Our almost perfect self-reported and tablet count-based compliance resulted in the uniformity of the respective variables; therefore, the impact of correlation, which showed no relationship among the methods, was weak.

The question remains how to easily and accurately estimate quantitative compliance in common practice. Social desirability seems to be a leading problem even in anonymous questionnaires completed directly at clinics.

In most MEMS-based studies on chronic treatment, patient compliance was higher16,23,24,34 than in our study. In a few studies, compliance was lower.16,34 Nevertheless, our study included persistent patients only.

In the study by Vrijens et al,21 almost 5,000 hypertensive patients were monitored for 12 months. As much as 43% of doses were omitted within drug holidays. Our participants possibly considered their treatment less important, like supplementary therapy, and therefore even more, half of all doses, were omitted within drug holidays. As observed in the study on adherence with mesalazine in patients with ulcerative colitis,24 our adherence was slightly higher before the check-up visit in the third month compared to the second.

In MEMS-based studies, lower adherence to long-term treatment is observed on weekends and possibly on Fridays.21,24,26 In our study, slightly lower overall compliance was also observed on Fridays and Saturdays. We suppose that Fridays do not fit into the common daily routine, but Sundays do, because the patients used Ca–D in the afternoon/evening based on their physician’s recommendation.

Patients are usually instructed to use the Ca–D supplementation in the afternoon or evening by a prescribing physician. Our MEMS-based data are in accordance with the recommendation. Almost a half of patients used the supplementation mostly at this daily time; this subgroup, not surprisingly, showed better overall compliance. Similarly, considering the fact that antihypertensives are mostly recommended to be used in the morning, morning takers were most compliant with their treatment in the above mentioned study on adherence in patients with hypertension.21

Our pilot study was relatively small, limited by the effort to capture as much homogeneous sample of patients as possible. To limit potential bias, we tried to keep the “naturalistic” character, that is, to organize the study in a way that is as much close to common clinical routine as possible.

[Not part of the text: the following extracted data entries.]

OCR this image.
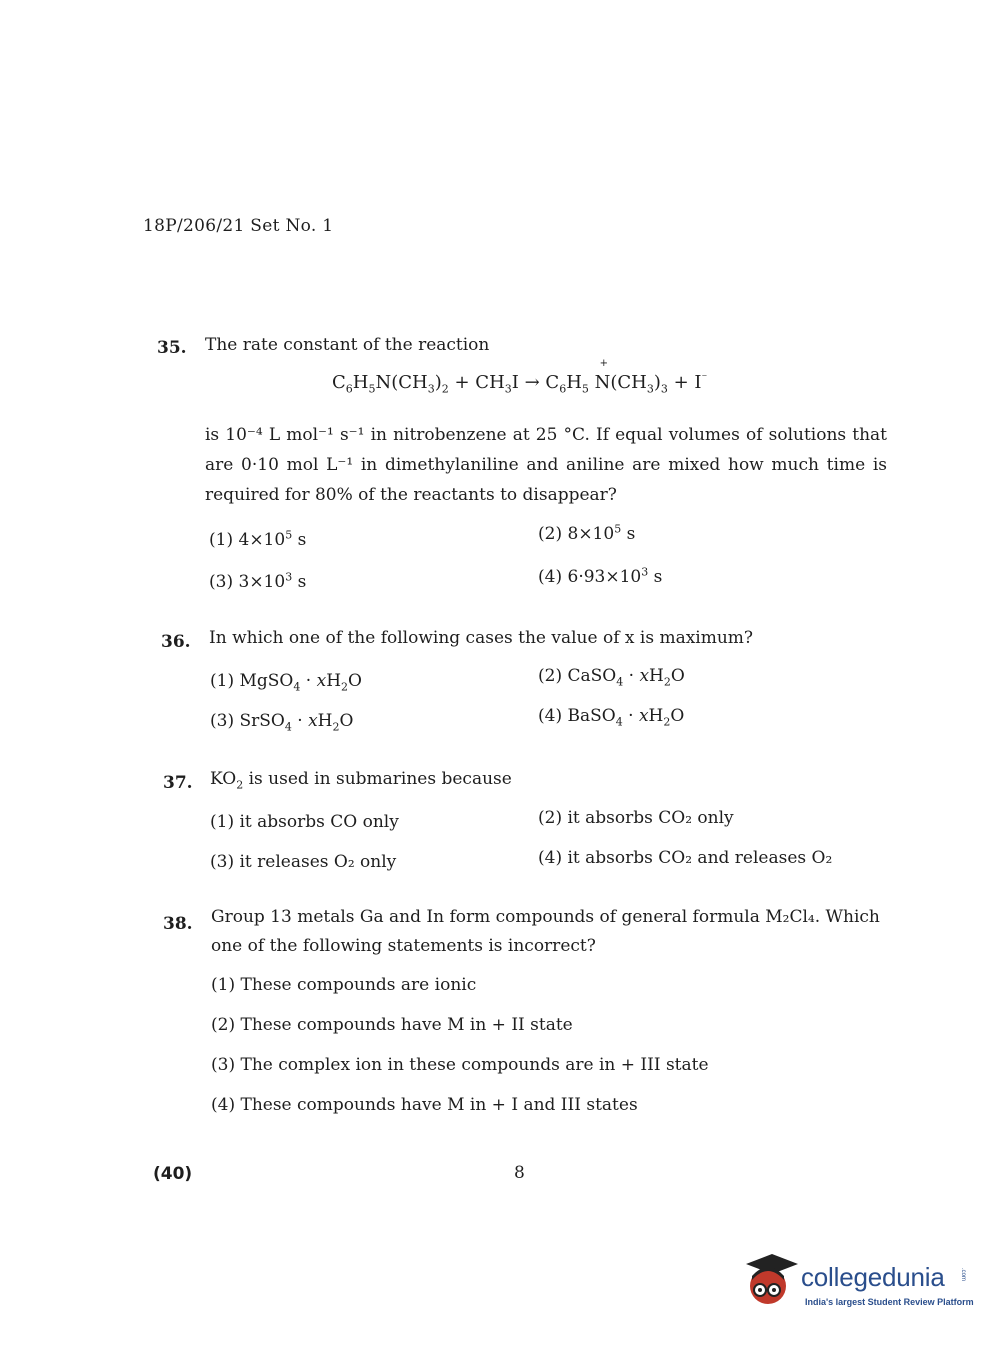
18P/206/21 Set No. 1
35. The rate constant of the reaction
$C_6H_5N(CH_3)_2 + CH_3I \to C_6H_5$ N
+
$(CH_3)_3 + I^{^-}$
is 10⁻⁴ L mol⁻¹ s⁻¹ in nitrobenzene at 25 °C. If equal volumes of solutions that are 0·10 mol L⁻¹ in dimethylaniline and aniline are mixed how much time is required for 80% of the reactants to disappear?
(1) $4\times 10^5$ s	(2) $8\times 10^5$ s
(3) $3\times 10^3$ s	(4) $6\cdot 93\times 10^3$ s
36. In which one of the following cases the value of x is maximum?
(1) MgSO$_4$ · $xH_2O$	(2) CaSO$_4$ · $xH_2O$
(3) SrSO$_4$ · $xH_2O$	(4) BaSO$_4$ · $xH_2O$
37. $KO_2$ is used in submarines because
(1) it absorbs CO only	(2) it absorbs CO₂ only
(3) it releases O₂ only	(4) it absorbs CO₂ and releases O₂
38. Group 13 metals Ga and In form compounds of general formula M₂Cl₄. Which one of the following statements is incorrect?
(1) These compounds are ionic
(2) These compounds have M in + II state
(3) The complex ion in these compounds are in + III state
(4) These compounds have M in + I and III states
(40)	8
collegedunia	.com
India's largest Student Review Platform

Although it is still possible that patients did open the cap but did not actually take their medication, the MEMS may be less vulnerable to social desirability particularly when patients do not suspect they are monitored.

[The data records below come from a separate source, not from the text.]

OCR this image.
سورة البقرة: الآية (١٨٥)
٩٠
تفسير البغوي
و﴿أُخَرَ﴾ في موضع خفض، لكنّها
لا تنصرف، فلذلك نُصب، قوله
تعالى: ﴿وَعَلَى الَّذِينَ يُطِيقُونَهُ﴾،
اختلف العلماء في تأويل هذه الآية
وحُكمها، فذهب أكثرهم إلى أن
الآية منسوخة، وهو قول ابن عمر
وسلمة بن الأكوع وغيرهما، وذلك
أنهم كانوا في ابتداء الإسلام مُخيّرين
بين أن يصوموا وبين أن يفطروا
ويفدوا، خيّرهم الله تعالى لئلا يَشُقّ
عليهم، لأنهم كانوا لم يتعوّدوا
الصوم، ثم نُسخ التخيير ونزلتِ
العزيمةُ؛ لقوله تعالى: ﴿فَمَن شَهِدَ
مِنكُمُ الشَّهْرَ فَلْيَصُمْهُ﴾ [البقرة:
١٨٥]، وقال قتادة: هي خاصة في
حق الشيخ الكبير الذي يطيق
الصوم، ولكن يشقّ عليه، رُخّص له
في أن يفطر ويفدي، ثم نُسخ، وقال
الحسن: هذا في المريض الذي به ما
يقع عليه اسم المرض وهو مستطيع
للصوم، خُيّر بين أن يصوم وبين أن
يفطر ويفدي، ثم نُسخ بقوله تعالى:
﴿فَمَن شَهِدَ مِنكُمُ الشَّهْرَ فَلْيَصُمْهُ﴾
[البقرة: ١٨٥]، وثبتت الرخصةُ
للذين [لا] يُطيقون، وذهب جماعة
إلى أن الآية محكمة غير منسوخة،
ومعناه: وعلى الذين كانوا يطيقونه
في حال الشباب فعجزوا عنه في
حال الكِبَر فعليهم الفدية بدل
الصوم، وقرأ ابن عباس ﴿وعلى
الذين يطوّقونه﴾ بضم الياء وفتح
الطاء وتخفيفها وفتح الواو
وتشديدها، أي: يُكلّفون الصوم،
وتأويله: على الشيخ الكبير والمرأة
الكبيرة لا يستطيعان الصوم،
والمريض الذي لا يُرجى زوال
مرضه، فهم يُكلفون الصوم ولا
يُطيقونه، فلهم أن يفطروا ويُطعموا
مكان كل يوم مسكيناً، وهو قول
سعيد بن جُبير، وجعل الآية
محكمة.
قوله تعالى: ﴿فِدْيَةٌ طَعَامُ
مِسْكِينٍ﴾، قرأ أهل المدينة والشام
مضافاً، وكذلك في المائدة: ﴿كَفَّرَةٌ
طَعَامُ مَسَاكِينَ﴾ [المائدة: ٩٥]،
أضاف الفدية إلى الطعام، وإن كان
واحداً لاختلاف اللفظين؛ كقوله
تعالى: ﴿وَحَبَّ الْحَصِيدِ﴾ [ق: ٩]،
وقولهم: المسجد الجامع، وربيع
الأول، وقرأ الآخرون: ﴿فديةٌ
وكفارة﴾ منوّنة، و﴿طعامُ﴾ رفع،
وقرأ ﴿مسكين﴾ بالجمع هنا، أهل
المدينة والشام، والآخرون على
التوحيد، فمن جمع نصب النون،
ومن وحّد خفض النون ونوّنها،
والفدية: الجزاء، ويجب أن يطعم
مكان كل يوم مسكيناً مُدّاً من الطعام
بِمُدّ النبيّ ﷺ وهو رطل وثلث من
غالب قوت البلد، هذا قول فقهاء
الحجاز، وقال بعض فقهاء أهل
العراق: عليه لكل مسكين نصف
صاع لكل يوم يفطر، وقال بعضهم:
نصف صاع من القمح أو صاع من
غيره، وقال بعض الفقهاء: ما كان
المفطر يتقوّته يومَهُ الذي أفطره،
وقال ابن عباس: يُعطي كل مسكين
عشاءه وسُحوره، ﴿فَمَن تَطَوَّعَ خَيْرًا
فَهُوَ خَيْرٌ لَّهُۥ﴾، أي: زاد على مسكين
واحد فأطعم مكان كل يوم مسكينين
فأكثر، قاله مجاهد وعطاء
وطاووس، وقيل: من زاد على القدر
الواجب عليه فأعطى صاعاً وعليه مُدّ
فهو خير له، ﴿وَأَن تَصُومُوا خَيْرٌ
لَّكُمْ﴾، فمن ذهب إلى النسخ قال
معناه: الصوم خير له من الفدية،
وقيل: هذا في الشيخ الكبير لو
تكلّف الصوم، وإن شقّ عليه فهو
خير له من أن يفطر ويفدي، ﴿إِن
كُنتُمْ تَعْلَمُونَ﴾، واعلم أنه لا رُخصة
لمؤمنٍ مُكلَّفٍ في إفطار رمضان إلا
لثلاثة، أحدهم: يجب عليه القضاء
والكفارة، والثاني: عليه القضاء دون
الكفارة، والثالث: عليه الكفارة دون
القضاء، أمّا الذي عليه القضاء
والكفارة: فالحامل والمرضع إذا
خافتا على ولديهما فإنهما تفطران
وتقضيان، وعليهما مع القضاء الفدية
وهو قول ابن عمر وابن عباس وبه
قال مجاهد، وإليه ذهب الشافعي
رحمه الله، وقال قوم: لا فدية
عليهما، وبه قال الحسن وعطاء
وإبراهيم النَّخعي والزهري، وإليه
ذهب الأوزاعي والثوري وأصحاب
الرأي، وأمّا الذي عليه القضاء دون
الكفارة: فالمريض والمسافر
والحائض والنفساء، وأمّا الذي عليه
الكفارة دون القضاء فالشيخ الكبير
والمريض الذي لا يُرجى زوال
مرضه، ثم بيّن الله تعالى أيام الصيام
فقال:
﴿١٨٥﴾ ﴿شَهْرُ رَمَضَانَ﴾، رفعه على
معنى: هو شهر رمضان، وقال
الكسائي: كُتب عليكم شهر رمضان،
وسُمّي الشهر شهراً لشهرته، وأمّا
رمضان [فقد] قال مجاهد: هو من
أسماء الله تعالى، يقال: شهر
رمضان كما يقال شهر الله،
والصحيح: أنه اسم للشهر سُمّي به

As the participants were recruited directly from the osteocenters, they may be more motivated to cooperate with physicians. The participants are likely to comply better with the treatment regimen than those who refuse participation in studies; therefore, patient compliance could be even slightly overestimated. Further, the participants were recruited from large osteocenters where the most specialized care and intensive counseling is provided.

Conclusion

Good compliance with a fixed combination of Ca–D was observed in 60% of persistent participants; consecutive supplementation-free days were common making drug holidays the most important type of noncompliance in our pilot study. In common clinical practice, emphasis should be placed on adequate support of compliance and ensuring the recommended daily intake of Ca–D in patients at risk of osteoporotic fracture. Self-reported evaluation of missed doses was highly overestimated and did not provide a real picture of patient compliance. A larger study is needed to confirm these preliminary findings.

Acknowledgments

We are grateful to Dr Bernard Vrijens for consultation on electronically-compiled dosing histories and sharing his profound, wide-ranging experience in medication adherence research. The authors would like to thank the physicians for patient recruitment: Prof Karel Pavelka, MUDr Olga Ruzickova, and MUDr Tomas Hala; further, thanks to Prof Jiri Vlcek for support of the MEMS method, Vera Holkova who assisted in study organization and data collection, and Mgr Michal Urbanek for English editing. The study was supported by Charles University in Prague, project SVV 260 187, and Program MH CZ – DRO (UHHK, 00179906).

Disclosure

The authors report no conflicts of interest in this work.